Folglich sei es beim Kauf ausländischer Aktien sinnvoll, teilweise oder ganz auf die Absicherung von Wechselkursrisiken zu verzichten (im Gegensatz zu Anleihen). Je näher der Kurs einer Devise am «fairen Wert» liege und je geringer die Zinsunterschiede zu anderen Währungsräumen seien, desto sinnvoller scheine der Abschluss einer «Wechselkursversicherung» zu sein. Allerdings hat die Nationalbank den Schweizer Investoren in diesem Zusammenhang mit der Aufhebung der Kursuntergrenze und der Einführung negativer Zinsen Knüppel zwischen die Beine geworfen. Schliesslich machten der starke Franken und «grosse Zinsdifferenziale» die Absicherung von Wechselkursrisiken oft zu einer teuren Angelegenheit.

Home-Bias als Alternative
 

In solchen Fällen könne es für Schweizer Anleger manchmal sinnvoll sein, auf den Kauf ausländischer Wertpapiere zu verzichten und stattdessen eher auf heimische Valoren zu setzen, sagt Frau Hechler. In diesem Sinne stelle der vielfach kritisierte Home-Bias, also die natürliche Neigung zum Kauf heimischer Wertpapiere, manchmal eine günstige Alternative zur teuren Wechselkursabsicherung dar.

Sie weist aber auch auf die damit verbundenen Nachteile hin. So könne der Home-Bias zu sogenannten Klumpenrisiken führen. Tatsächlich sind solche nicht von der Hand zu weisen. Orientiert sich ein Anleger bei der Zusammenstellung seines Aktienportfolios an einem Index wie dem SMI, geht er beachtliche Unwägbarkeiten ein. Schliesslich wird die Kursentwicklung dieses Börsenbarometers von wenigen Papieren wie jenen von Nestlé, Novartis oder auch von Roche dominiert. Sollte eine dieser Firmen in ähnliche Schwierigkeiten geraten wie jüngst Volkswagen, liessen sich entsprechende Wertverluste im relativ einseitig ausgerichteten Depot kaum vermeiden. Besonders schwerwiegend wären strukturelle Änderungen innerhalb einer Branche. Kein Wunder, dass in den vergangenen Wochen einige Anleger nervös geworden sind, nachdem politische Diskussionen über die Gestaltung der Preispolitik im Pharmasektor aufgekommen waren.

Firmen organisch diversifiziert
 

Die weitverbreitete Kritik an einer zu starken Konzentration der Aktienanlagen auf den heimischen Markt leitet sich gemeinhin aus der Portfoliotheorie ab. Diese besagt, dass die Verteilung der Geldanlage auf verschiedene, voneinander statistisch möglichst unabhängige Anlageklassen die Rendite bei gleichbleibendem Risiko steigern kann. Deswegen sei es auch sinnvoll, das Finanzvermögen eines Anlegers auf viele internationale Märkte zu verteilen. Allerdings zeigt die Erfahrung, dass sich diese Theorie und die Praxis nicht immer zur Deckung bringen lassen. So entwickeln sich die Kurse verschiedener Wertpapier-Klassen im Verhältnis zueinander instabiler als vielfach erwartet. Im Währungsbereich hat die Stärke des Frankens dazu geführt, dass Schweizer Anleger mit Auslandsinvestments vielfach hohe Verluste machten.

Inzwischen rechnen viele Fachleute damit, dass sich die Schweizer Währung bald etwas abschwächen werde, und raten auch aufgrund der vor allem in den Schwellenländern stark gefallenen Kurse zu entsprechenden Investments.
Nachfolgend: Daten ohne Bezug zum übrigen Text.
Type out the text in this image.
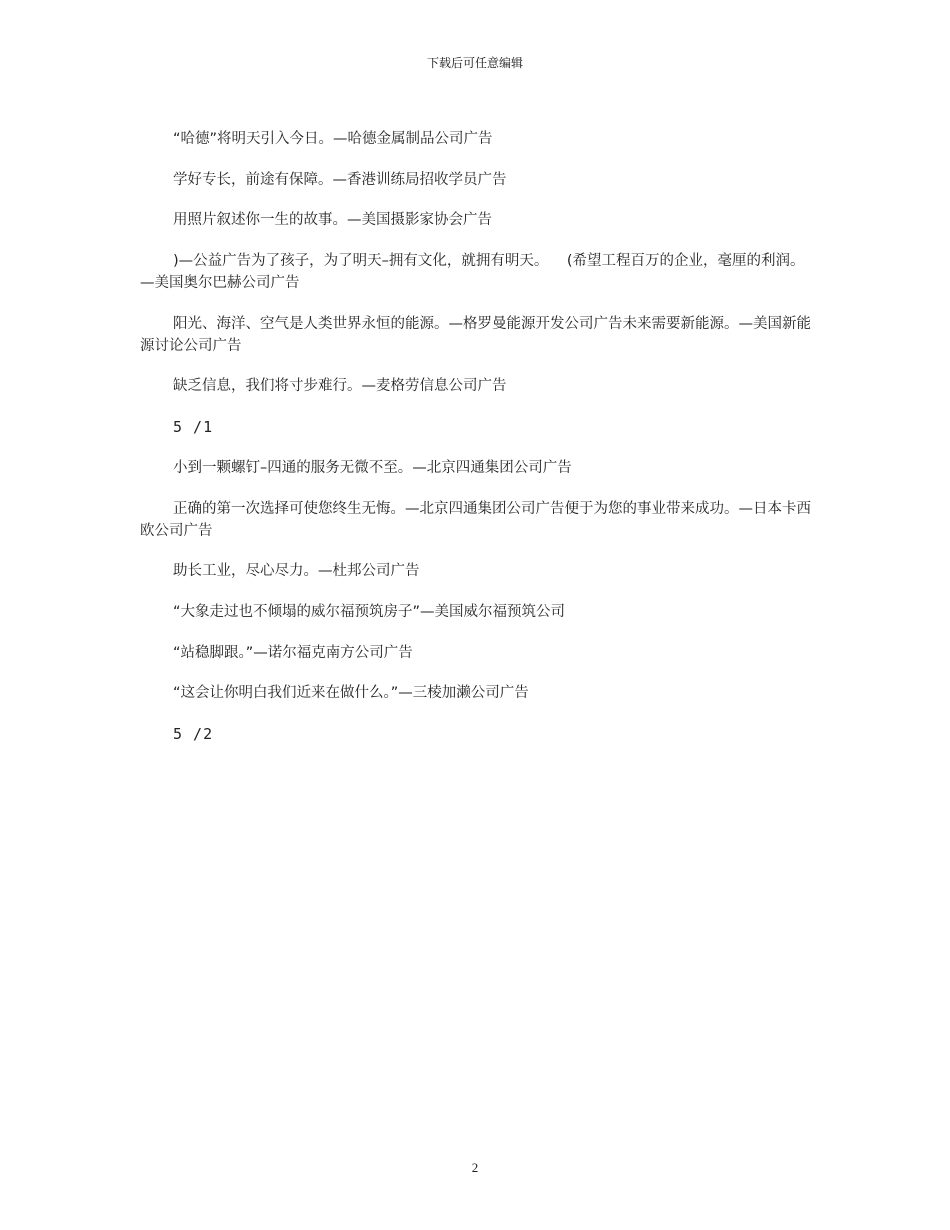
下载后可任意编辑

“哈德”将明天引入今日。—哈德金属制品公司广告

学好专长，前途有保障。—香港训练局招收学员广告

用照片叙述你一生的故事。—美国摄影家协会广告

)—公益广告为了孩子，为了明天–拥有文化，就拥有明天。    (希望工程百万的企业，毫厘的利润。—美国奥尔巴赫公司广告

阳光、海洋、空气是人类世界永恒的能源。—格罗曼能源开发公司广告未来需要新能源。—美国新能源讨论公司广告

缺乏信息，我们将寸步难行。—麦格劳信息公司广告

5 /1

小到一颗螺钉–四通的服务无微不至。—北京四通集团公司广告

正确的第一次选择可使您终生无悔。—北京四通集团公司广告便于为您的事业带来成功。—日本卡西欧公司广告

助长工业，尽心尽力。—杜邦公司广告

“大象走过也不倾塌的威尔福预筑房子”—美国威尔福预筑公司

“站稳脚跟。”—诺尔福克南方公司广告

“这会让你明白我们近来在做什么。”—三棱加濑公司广告

5 /2

2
Allerdings spricht der langfristige Trend zur Frankenstärke genauso dagegen wie beachtliche Transaktionskosten und mögliche Informationsdefizite, die bei Auslandsanlagen auftreten können. Zudem gibt es weitere gute Gründe, um als Schweizer Anleger trotz hoher Bewertung bei heimischen Aktien zu bleiben.
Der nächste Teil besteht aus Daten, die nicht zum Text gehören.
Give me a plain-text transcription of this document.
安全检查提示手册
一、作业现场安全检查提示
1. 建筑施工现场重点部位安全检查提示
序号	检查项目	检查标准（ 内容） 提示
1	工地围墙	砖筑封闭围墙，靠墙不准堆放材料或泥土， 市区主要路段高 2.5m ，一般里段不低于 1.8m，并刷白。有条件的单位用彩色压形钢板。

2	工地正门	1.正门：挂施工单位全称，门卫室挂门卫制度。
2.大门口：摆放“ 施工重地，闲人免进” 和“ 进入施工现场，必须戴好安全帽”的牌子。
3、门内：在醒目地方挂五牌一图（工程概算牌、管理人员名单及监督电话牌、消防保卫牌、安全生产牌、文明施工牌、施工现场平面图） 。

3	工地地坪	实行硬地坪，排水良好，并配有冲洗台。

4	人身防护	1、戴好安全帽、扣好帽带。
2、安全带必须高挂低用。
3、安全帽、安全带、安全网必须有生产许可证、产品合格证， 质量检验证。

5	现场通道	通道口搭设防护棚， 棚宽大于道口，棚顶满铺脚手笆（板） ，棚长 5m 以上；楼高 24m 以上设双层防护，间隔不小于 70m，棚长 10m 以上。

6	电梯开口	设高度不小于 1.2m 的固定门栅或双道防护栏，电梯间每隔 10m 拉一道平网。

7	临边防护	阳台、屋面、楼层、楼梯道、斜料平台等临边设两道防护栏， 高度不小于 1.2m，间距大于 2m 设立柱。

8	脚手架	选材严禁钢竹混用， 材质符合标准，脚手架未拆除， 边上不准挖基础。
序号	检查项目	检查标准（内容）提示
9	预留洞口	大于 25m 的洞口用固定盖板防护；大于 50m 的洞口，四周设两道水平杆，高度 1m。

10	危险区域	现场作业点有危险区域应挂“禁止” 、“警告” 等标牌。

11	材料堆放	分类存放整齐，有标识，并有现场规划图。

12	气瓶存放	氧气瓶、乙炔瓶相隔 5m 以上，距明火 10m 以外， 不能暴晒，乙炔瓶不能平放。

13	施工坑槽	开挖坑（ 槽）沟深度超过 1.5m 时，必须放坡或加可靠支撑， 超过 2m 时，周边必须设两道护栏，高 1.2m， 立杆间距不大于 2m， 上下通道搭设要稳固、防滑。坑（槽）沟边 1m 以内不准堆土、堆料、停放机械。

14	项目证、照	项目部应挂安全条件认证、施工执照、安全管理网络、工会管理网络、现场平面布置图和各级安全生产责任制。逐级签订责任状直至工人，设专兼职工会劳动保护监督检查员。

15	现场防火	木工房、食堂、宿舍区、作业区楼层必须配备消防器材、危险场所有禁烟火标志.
Denn viele Unternehmen des Landes sind international breit aufgestellt, also quasi organisch diversifiziert. Möglicherweise sind sie auch besser in der Lage, mit Währungsrisiken umzugehen, als die Anleger. Immerhin haben sie die Möglichkeit, operativ auf die Veränderung von Währungsrelationen zu reagieren – was Investoren so nicht können.